A search engine is a software program for information retrieval designed to find specific information stored in a database based on criteria provided by the user. Search engines allow users to find the information they are looking for, often through queries based on keywords or phrases. If multiple results are returned by the search engine, they are typically presented as a hierarchical list based on relevance or importance. The most familiar form of search engine is web-based search engines, such as Google or Bing, which scan websites indexing pages for users to find. When users enter a search term, the web search engine returns what it considers the most relevant information based on web page titles, contents, keywords, and a range of other ranking criteria. Companies and others online use search engine optimization (SEO) to try and get their web page ranked higher on popular search engines.
The goal of a search engine is to help people find information. They are designed to provide people with the right information based on a set of criteria, such as quality and relevance. Webpage and website providers use search engines to make money and collect data. To achieve this, they must build user trust. This can be done through the following:
- Organic results—These are seen as more trustworthy than paid, ad-based results.
- Authority—Google seeks to establish a web page's authority to identify it as a source of true information
- Privacy—Search engines, such as DuckDuckGo, use privacy protection to establish trust.
Crawler-based search engines use a bot to crawl and index new content added to the database. They generally take four steps before displaying websites in the search results:
- Crawling—Search engines crawl the whole web to fetch the web pages available. A piece of software called a crawler, bot, or spider performs the crawling of the entire web. The crawling frequency depends on the search engine, and it may take a few days between crawls. This is the reason a user can sometimes see their old or deleted page content in the search results. The search results will show the new, updated content once the search engines crawl the site again.
- Indexing—Indexing is the next step after crawling. It is a process of identifying the words and expressions that best describe the page. The identified words are referred to as keywords, and the page is assigned to the identified keywords. Sometimes when the crawler does not understand the meaning of the page, the site may rank lower on the search results. Pages need to be optimized for search engine crawlers to make sure the content is easily understandable. Once the crawlers pick up the correct keywords, the page will be assigned to those keywords and rank high on search results.
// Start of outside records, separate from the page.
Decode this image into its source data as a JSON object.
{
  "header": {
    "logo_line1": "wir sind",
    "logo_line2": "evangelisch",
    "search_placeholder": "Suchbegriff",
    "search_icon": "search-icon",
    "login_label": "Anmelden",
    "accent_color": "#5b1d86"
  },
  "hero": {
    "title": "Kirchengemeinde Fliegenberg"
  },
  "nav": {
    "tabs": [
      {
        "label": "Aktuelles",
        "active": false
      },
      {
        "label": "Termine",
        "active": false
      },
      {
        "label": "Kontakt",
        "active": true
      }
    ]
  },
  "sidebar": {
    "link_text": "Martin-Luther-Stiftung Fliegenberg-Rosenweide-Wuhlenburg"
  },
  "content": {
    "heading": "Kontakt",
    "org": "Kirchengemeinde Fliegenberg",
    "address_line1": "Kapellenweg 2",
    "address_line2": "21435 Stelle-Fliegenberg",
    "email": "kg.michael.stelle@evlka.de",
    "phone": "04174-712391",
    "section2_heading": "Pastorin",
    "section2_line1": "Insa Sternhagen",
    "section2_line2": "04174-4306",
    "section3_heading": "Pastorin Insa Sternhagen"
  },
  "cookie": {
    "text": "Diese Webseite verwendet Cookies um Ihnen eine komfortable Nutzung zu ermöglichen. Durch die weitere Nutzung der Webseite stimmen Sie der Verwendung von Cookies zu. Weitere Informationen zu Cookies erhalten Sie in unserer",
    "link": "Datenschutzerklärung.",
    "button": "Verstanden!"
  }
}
- Calculating relevancy—A search engine compares the search string in the search request with the indexed pages from the database. Since it is likely that more than one page contains the search string, the search engine starts calculating the relevancy of each of the pages in its index with the search string. There are various algorithms to calculate relevancy. Each of these algorithms has different relative weights for common factors like keyword density, links, or meta tags. That is why different search engines give different search results pages for the same search string. It is a known fact that all major search engines periodically change their algorithms. If a user desires to keep their site at the top, they also need to adapt their pages to the latest changes. This is one reason to devote permanent efforts to SEO—to be at the top.
- Retrieving results—The last step in search engines’ activity is retrieving the results. Basically, it is simply displaying them in the browser in an order. Search engines sort the endless pages of search results in the order of most relevant to the least relevant sites.
Examples of crawler-based web search engines include most of the popular search engines in use:
Human-powered directories, also referred to as open directory systems, depend on human-based activities for listings. They typically work by the following:
- Site owners submit a short description of the site to the directory along with the category it is to be listed.
- Submitted sites then manually review and add in the appropriate category or rejected for listing.
- Keywords entered in a search box are matched with the description of the sites. This means the changes made to the content of web pages are not taken into consideration, as it is only the description that matters.
- A good site with good content is more likely to be reviewed for free, compared to a site with poor content.
Yahoo! Directory and DMOZ are perfect examples of human-powered directories. Automated search engines, like Google, have almost entirely replaced human-powered directory-style search engines.
Hybrid Search Engines use both crawler bots and manual indexing for listing the sites in search results. Some crawler-based search engines use crawlers as a primary mechanism and human-powered directories as a secondary mechanism.